Thanks Biggbear. I will check out that area.


----------



## whitedog (May 11, 2003)

theres a fair number of bear in your area i have treed a few in that neck of the woods i dont know how many are there but theres anuff for you to get some good pic's or video with a bait pile just to the north of you in the dead stream swamp theres a lot of bear have fun and get some good video


----------



## Predator (Jul 19, 2000)

Never hunted them there but I know ther up there. I have a cabin there. Last year tracks were in the dirt road. This year my wife and daughter had one cross Old State Road in front of them.


----------



## jdt (Jun 30, 2002)

just had a hugh bear cross in front of me monday a.m. about one mile north of the clare co. line in roscommon co.


----------



## fatboy (May 8, 2002)

JDT were you on old 27 ? If so im surprised no one has hit that thing yet ! I know that everyone says that the bears by leota are down by the muskegon (sp)


----------



## jdt (Jun 30, 2002)

fatboy, yes it was on old 27!i guess im not the only one huh?


----------



## FASTRNU (Jul 2, 2002)

I'm sitting in my cottage in Harrison right now. Maybe I'll go look for a track tomorrow morning up on Old 27. I know the Jonesville Bridge area also. That looks like a great place to find some bear!


----------



## stevebrandle (Jan 23, 2000)

A bait station for pictures should be the best bet if you don't mind hauling it. The chance of one crossing the road in front of a vehicle is pretty slim. But, it does happen as stated above.


----------



## Jr.BowmanMI (Jun 27, 2005)

Where on Old 27 did you almost hit a bear.... I know of agood place you can bear hunt... send me a PM... Josh


----------



## slowpoke (Jan 30, 2001)

My place is off of old 27 and Wilson road. I have bear braking down my apple trees, bird feeders and have seen a sow with 3 cubs ( cubs look bigger then my 114# lab). I've also got video of one feeding under the pine tree near the house in the day time. I stop putting corn in the spin feeder for a while so it would go away. I'm sure it comes back now and then at night. I have been putting in for a bear permit for 4 years now. Hope to get a permit next year. The only thing is how do I get this bear to come back in the day time? My friend to the North of my place, got a permit 3 years ago and had bear come in each night but not in the day. Sure would like to take a bear off my land.


----------



## fatboy (May 8, 2002)

Slowpoke you are real close to where we are at up there.There are alot more bears than there were 10 years ago up there.


----------



## Jr.BowmanMI (Jun 27, 2005)

We are all very close. I hunt just north of you, townline creek. We used to bear hunt off of wilson road. I forgot the road that T bones it, but We had great success. But those guys running dogs dont help us out either.
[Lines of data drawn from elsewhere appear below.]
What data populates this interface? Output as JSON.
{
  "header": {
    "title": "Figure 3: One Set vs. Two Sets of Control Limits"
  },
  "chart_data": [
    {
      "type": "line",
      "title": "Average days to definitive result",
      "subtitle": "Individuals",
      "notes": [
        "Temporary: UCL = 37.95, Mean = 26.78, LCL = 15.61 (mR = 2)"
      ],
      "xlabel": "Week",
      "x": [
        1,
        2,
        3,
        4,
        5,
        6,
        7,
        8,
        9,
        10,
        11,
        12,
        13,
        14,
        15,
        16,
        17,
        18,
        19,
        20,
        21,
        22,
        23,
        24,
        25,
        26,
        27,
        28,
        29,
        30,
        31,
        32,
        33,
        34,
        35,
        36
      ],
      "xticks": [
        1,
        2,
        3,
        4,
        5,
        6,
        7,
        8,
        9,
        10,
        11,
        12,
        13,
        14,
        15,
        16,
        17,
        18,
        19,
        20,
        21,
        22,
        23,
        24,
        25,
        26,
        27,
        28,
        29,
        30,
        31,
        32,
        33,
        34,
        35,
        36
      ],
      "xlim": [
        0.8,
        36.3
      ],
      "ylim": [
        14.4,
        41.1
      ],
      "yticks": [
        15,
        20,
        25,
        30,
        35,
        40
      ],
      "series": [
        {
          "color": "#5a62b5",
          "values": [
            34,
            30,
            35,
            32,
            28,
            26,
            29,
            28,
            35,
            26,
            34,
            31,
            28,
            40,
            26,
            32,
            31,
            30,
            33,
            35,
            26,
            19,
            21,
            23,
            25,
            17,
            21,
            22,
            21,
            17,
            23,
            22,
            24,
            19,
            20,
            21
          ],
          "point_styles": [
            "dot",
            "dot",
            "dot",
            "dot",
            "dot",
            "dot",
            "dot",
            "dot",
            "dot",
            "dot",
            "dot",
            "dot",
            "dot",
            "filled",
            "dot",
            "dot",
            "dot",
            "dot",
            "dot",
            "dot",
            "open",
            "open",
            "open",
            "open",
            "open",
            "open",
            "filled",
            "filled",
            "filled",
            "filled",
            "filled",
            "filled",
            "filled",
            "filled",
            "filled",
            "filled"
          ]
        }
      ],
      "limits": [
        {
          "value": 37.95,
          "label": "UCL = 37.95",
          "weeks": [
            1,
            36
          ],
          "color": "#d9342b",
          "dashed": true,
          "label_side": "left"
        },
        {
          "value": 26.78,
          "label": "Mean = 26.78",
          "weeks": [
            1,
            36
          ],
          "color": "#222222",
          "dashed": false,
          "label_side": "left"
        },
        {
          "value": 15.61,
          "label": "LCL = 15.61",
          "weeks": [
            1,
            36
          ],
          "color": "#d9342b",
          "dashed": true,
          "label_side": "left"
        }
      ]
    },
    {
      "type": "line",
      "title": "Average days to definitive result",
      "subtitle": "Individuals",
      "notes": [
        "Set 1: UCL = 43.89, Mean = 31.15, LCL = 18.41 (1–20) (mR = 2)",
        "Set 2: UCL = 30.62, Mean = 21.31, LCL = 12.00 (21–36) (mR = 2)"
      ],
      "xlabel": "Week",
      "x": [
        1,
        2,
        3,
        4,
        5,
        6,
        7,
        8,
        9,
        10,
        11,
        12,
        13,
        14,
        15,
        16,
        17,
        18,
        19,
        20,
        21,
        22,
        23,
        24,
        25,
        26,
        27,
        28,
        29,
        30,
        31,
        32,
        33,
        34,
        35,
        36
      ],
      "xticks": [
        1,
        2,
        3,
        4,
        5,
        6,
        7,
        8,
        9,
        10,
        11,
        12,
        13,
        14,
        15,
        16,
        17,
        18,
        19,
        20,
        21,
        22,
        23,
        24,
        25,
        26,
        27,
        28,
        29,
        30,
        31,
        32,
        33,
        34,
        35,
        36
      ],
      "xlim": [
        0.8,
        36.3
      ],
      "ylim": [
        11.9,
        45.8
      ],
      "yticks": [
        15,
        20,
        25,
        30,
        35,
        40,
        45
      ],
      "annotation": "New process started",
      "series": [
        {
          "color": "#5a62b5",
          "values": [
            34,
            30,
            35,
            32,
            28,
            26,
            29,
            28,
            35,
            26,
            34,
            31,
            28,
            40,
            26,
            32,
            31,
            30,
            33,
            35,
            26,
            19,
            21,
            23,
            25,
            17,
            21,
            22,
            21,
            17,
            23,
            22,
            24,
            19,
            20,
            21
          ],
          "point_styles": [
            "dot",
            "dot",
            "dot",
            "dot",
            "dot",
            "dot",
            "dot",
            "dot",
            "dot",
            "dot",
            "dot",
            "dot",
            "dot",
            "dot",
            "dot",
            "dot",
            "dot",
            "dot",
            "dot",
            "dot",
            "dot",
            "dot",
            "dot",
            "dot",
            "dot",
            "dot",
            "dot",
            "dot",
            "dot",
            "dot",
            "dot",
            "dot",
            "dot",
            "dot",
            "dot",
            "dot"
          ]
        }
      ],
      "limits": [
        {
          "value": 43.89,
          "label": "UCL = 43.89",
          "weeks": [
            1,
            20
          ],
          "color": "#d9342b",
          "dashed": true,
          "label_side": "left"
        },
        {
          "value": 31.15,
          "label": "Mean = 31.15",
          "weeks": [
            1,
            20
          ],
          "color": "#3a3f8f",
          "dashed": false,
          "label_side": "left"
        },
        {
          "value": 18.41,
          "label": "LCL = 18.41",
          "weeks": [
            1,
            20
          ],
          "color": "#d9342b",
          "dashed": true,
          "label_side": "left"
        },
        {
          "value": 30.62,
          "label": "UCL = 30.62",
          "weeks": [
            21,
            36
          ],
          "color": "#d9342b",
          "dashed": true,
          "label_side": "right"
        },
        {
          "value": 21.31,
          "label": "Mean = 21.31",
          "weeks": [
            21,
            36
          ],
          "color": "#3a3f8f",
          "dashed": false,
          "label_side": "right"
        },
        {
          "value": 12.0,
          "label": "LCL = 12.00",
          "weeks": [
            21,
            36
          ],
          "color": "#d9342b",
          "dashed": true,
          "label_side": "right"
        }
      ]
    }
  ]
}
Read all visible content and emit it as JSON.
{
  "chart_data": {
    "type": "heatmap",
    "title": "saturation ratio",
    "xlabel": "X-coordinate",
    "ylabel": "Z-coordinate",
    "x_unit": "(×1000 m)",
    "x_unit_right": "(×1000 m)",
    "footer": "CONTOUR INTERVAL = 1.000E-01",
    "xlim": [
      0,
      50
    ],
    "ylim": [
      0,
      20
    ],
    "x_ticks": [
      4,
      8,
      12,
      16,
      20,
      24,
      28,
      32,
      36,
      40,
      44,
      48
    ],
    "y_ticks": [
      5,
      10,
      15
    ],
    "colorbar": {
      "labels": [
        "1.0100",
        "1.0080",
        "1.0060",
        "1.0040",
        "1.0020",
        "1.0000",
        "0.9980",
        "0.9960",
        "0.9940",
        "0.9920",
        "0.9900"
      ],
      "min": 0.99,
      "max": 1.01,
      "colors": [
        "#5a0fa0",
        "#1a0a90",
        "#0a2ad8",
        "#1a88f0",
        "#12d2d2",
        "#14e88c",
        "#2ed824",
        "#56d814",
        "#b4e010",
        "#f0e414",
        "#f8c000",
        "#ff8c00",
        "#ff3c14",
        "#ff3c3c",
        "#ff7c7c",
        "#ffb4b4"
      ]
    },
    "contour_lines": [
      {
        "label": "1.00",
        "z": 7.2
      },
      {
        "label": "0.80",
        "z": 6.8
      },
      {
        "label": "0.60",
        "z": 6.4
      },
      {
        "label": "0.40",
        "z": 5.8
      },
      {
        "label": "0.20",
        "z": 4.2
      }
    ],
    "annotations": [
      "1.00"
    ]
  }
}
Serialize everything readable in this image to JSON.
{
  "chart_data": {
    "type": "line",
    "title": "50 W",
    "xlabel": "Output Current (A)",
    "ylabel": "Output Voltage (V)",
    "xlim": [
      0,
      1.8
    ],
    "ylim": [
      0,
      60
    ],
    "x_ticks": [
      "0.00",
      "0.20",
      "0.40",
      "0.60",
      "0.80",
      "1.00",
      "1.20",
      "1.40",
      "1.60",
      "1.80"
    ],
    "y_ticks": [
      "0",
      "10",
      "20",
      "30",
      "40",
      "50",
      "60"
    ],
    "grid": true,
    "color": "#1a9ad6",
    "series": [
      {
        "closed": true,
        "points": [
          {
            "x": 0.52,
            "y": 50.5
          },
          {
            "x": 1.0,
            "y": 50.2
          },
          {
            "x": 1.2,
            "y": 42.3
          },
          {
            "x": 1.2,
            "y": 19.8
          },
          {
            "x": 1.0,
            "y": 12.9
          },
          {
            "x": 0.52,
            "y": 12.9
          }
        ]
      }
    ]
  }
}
We have a spin feeder that was getting PUMMLED last year by a sow. She would knock it over, VERY VERY HEAVY and just eat all of our corn. Josh


----------



## slowpoke (Jan 30, 2001)

Jr.BowmanMI said:


> We are all very close. I hunt just north of you, townline creek. We used to bear hunt off of wilson road. I forgot the road that T bones it, but We had great success. But those guys running dogs dont help us out either. We have a spin feeder that was getting PUMMLED last year by a sow. She would knock it over, VERY VERY HEAVY and just eat all of our corn. Josh


Guess we do hunt close. My friend ouns both sides of townline creek on the west side. I'm just south of his.


----------



## Jr.BowmanMI (Jun 27, 2005)

you must drive that green extended cab truck....... and a 4 wheeler next to the highway.....


----------



## slowpoke (Jan 30, 2001)

Jr.BowmanMI said:


> you must drive that green extended cab truck....... and a 4 wheeler next to the highway.....


I drive a White extended 3/4 ton GMC but my friend had a camo. Dodge extended cab and I lone him my red 4 wheeler to work on his food plots. He has a big dulley now. Maybe will see you up there some time.


----------



## Lil' Tanker (Jan 9, 2002)

There is a few in the floodwood swamp just south of leota.

It might be easier just to go to the dump S. of Harrison though :lol: :lol:


----------



## Jr.BowmanMI (Jun 27, 2005)

I drive the Blue 1500 chevy... this year will be its first time up.... Later, Josh


----------



## fatboy (May 8, 2002)

Wilson t-bones into Cornwell going east.I'm about 1/2 mile north.Green metal roof.


----------